An experimental study was performed to investigate the integrity of gloveboxes when subjected to lathe drip pan fires. These fires are potentially dangerous since glovebox failure may allow hazardous gases to escape containment. A full scale mockup of a glovebox and corresponding air flow system was constructed. Careful consideration was given to the two components expected to cause glovebox failure: the gloves and windows. In addition to normal tests, tests which introduced added ventilation openings (i.e. missing gloves, missing window) were also performed.

The glovebox ventilation system places these fires in the category of overhead forced ventilation compartment fires. Since little data has been obtained previously for this type of fire, further experiments were conducted to determine the effect of fuel surface area on fire behavior. In the past, these fires have been successfully modelled as well-stirred reactors.
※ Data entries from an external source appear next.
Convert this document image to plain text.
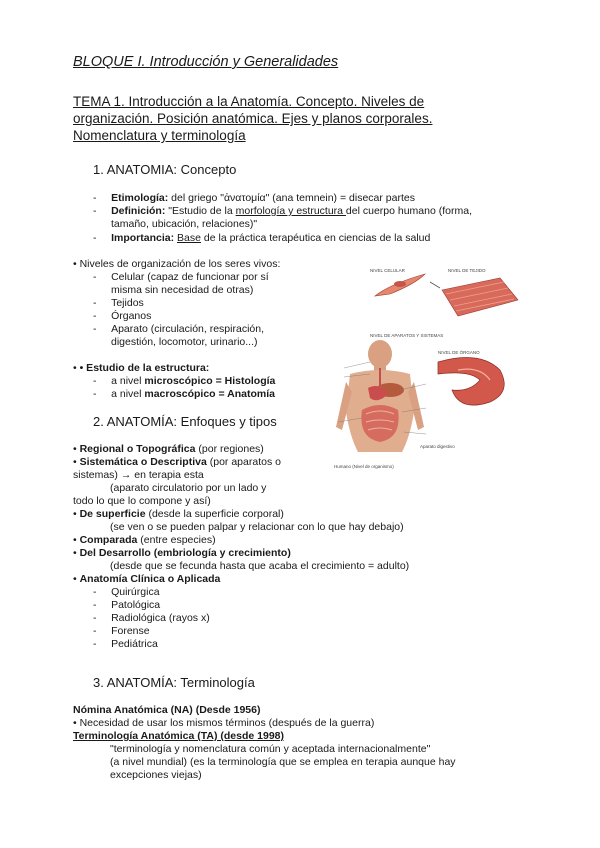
BLOQUE I. Introducción y Generalidades
TEMA 1. Introducción a la Anatomía. Concepto. Niveles de
organización. Posición anatómica. Ejes y planos corporales.
Nomenclatura y terminología
1. ANATOMIA: Concepto
-     Etimología: del griego "ἀνατομία" (ana temnein) = disecar partes
-     Definición: "Estudio de la morfología y estructura del cuerpo humano (forma,
tamaño, ubicación, relaciones)"
-     Importancia: Base de la práctica terapéutica en ciencias de la salud
• Niveles de organización de los seres vivos:
-     Celular (capaz de funcionar por sí
misma sin necesidad de otras)
-     Tejidos
-     Órganos
-     Aparato (circulación, respiración,
digestión, locomotor, urinario...)
• • Estudio de la estructura:
-     a nivel microscópico = Histología
-     a nivel macroscópico = Anatomía
NIVEL CELULAR	NIVEL DE TEJIDO
NIVEL DE APARATOS Y SISTEMAS
NIVEL DE ÓRGANO
Humano (Nivel de organismo)
Aparato digestivo
2. ANATOMÍA: Enfoques y tipos
• Regional o Topográfica (por regiones)
• Sistemática o Descriptiva (por aparatos o
sistemas) → en terapia esta
(aparato circulatorio por un lado y
todo lo que lo compone y así)
• De superficie (desde la superficie corporal)
(se ven o se pueden palpar y relacionar con lo que hay debajo)
• Comparada (entre especies)
• Del Desarrollo (embriología y crecimiento)
(desde que se fecunda hasta que acaba el crecimiento = adulto)
• Anatomía Clínica o Aplicada
-     Quirúrgica
-     Patológica
-     Radiológica (rayos x)
-     Forense
-     Pediátrica
3. ANATOMÍA: Terminología
Nómina Anatómica (NA) (Desde 1956)
• Necesidad de usar los mismos términos (después de la guerra)
Terminología Anatómica (TA) (desde 1998)
"terminología y nomenclatura común y aceptada internacionalmente"
(a nivel mundial) (es la terminología que se emplea en terapia aunque hay
excepciones viejas)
Results showed that overall containment was achieved under normal glovebox conditions. Added ventilation opening tests, however, showed that these scenarios would lead to a loss of containment. Nevertheless, under no conditions did a catastrophic glovebox failure occur. Furthermore, experiments with reduced fuel surface areas showed that the fires became less hazardous as the pan diameter decreased. Exhaust gas concentrations, temperature data, burn rates, smoke generation, and heat releases were the criteria used to form this conclusion. Neither a well-stirred or two-layer environment was observed.